Rachel Bauman estaba sentada frente a la mesa de toilette de su suite en el Royal Orleans, cepillándose el pelo. Kabakov, recostado sobre la cama, fumaba y la observaba. Le gustaba admirar la forma en que brillaba el pelo cuando se lo cepillaba. Le gustaban los pequeños hoyuelos que se formaban a lo largo de su columna al arquear la espalda y echar el pelo por encima de sus hombros.

– ¿Cuántos días más piensas quedarte, David? -le preguntó mirándolo por el espejo.

– Hasta que encontremos el plástico.

– ¿Y qué pasará con los otros dos, la mujer y el norteamericano?

– No lo sé. Supongo que tarde o temprano arrestarán a la mujer. No puede hacer gran cosa sin el plástico. Cuando lo encontremos tendré que llevar de regreso a Fasil para que sea juzgado por lo de Munich.

Había dejado de mirarlo.

– ¿Rachel?

– Sí.

– Israel necesita psiquiatras, ¿sabes? Te sorprenderías al enterarte del gran número de judíos locos. Cristianos también, durante el verano. Conozco un árabe que vive en Jerusalén y que les vende fragmentos de la Verdadera Cruz, que fabrica rompiendo…

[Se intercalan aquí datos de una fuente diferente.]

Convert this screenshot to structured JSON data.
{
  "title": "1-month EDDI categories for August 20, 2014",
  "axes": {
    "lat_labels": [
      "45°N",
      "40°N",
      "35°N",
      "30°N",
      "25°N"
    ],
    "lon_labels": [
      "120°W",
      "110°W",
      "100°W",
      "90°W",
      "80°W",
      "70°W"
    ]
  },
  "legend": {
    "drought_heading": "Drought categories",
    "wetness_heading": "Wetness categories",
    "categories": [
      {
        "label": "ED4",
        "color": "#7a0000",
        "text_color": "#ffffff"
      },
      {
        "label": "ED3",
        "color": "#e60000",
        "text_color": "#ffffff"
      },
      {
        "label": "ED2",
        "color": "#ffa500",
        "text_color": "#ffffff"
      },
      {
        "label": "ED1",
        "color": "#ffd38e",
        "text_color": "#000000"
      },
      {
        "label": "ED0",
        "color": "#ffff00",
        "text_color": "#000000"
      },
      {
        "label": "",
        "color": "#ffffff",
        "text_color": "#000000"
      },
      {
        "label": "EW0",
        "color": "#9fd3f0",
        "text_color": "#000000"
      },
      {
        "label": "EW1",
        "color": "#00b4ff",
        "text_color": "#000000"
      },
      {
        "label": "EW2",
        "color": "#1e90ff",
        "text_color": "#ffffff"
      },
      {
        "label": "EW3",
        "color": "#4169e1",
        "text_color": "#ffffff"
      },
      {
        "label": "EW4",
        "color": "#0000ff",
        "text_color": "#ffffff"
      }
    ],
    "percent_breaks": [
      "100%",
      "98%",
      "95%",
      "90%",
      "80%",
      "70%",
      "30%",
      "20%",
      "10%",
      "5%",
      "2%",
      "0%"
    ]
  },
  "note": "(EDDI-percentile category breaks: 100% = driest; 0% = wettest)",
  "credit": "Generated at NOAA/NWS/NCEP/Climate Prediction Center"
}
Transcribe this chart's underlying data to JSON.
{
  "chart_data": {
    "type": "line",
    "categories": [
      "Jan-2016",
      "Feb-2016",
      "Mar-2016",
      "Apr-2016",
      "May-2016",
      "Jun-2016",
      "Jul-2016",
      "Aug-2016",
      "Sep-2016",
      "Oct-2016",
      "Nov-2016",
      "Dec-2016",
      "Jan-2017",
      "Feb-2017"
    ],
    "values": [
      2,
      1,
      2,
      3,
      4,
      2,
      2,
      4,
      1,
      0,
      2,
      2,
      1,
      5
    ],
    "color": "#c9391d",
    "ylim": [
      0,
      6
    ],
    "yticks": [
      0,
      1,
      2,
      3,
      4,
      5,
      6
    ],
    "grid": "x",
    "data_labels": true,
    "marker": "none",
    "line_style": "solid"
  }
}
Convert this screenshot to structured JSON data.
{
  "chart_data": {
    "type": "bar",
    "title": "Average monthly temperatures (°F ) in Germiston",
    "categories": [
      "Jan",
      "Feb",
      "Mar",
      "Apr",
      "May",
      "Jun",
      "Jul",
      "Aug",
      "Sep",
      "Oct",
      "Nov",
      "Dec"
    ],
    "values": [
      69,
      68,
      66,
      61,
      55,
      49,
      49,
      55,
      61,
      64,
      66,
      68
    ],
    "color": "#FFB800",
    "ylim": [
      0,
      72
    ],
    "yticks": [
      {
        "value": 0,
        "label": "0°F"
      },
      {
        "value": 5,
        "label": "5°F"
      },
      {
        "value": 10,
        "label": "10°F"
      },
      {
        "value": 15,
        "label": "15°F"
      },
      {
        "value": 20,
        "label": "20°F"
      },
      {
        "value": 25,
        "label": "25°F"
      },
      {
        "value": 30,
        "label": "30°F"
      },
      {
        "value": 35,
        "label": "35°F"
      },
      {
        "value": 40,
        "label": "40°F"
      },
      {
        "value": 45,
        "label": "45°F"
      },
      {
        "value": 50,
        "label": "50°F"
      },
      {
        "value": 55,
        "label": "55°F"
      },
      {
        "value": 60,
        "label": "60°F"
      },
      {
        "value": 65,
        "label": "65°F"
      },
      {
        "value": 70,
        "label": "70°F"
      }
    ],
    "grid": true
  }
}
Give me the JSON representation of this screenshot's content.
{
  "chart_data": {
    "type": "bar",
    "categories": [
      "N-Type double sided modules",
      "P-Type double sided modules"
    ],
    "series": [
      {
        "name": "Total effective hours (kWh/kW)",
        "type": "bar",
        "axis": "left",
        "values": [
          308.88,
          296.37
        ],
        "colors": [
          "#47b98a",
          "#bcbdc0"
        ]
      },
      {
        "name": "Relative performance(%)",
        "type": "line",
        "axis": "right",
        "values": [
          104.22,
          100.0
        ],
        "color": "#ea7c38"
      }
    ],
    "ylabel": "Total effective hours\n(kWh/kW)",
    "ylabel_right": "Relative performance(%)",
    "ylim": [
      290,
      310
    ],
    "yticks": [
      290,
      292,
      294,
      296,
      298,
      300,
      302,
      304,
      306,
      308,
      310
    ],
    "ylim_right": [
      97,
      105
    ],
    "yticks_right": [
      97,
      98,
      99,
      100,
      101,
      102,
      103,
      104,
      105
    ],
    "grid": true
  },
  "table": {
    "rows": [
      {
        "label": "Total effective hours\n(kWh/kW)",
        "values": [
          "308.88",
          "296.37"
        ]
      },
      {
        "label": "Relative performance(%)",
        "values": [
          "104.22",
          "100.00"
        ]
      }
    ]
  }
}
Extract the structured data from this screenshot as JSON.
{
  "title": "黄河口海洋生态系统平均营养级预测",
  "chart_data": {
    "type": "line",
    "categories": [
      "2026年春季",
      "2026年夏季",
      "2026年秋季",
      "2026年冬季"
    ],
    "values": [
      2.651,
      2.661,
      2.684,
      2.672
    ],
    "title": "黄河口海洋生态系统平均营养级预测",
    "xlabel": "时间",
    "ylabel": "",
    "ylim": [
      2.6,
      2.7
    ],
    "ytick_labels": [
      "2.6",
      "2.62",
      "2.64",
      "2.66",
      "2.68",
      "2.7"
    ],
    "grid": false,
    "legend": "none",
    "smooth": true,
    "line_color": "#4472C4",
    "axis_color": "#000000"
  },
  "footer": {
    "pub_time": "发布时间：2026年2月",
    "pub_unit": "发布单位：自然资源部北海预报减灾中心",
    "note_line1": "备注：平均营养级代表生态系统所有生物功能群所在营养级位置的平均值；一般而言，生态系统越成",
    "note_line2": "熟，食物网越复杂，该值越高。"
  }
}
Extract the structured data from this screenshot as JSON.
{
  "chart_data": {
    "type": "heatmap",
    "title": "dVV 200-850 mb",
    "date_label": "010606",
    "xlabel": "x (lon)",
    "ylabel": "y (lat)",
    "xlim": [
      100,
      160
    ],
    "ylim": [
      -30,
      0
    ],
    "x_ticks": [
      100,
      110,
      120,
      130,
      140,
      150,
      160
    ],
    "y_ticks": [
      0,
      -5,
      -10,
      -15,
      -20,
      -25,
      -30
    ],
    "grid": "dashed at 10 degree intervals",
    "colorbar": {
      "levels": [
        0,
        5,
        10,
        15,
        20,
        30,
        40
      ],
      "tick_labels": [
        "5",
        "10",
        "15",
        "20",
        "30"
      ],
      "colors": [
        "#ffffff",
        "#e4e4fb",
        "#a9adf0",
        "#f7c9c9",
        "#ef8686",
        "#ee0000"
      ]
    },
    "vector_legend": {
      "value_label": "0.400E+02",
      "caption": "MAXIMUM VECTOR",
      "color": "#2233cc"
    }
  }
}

– Hablaremos de eso cuando estés menos distraído y puedas ser más explícito.

– Hablaremos sobre ello mañana por la noche en Antoine's. Ahora basta de tanta conversación y cepillado, ¿o es que tengo que ser más explícito?


Se apagaron las luces de los cuartos del Royal Orleans y del Fairmont. La ciudad vieja se extendía alrededor de ambos. Nueva Orleans conocía muy bien todo eso.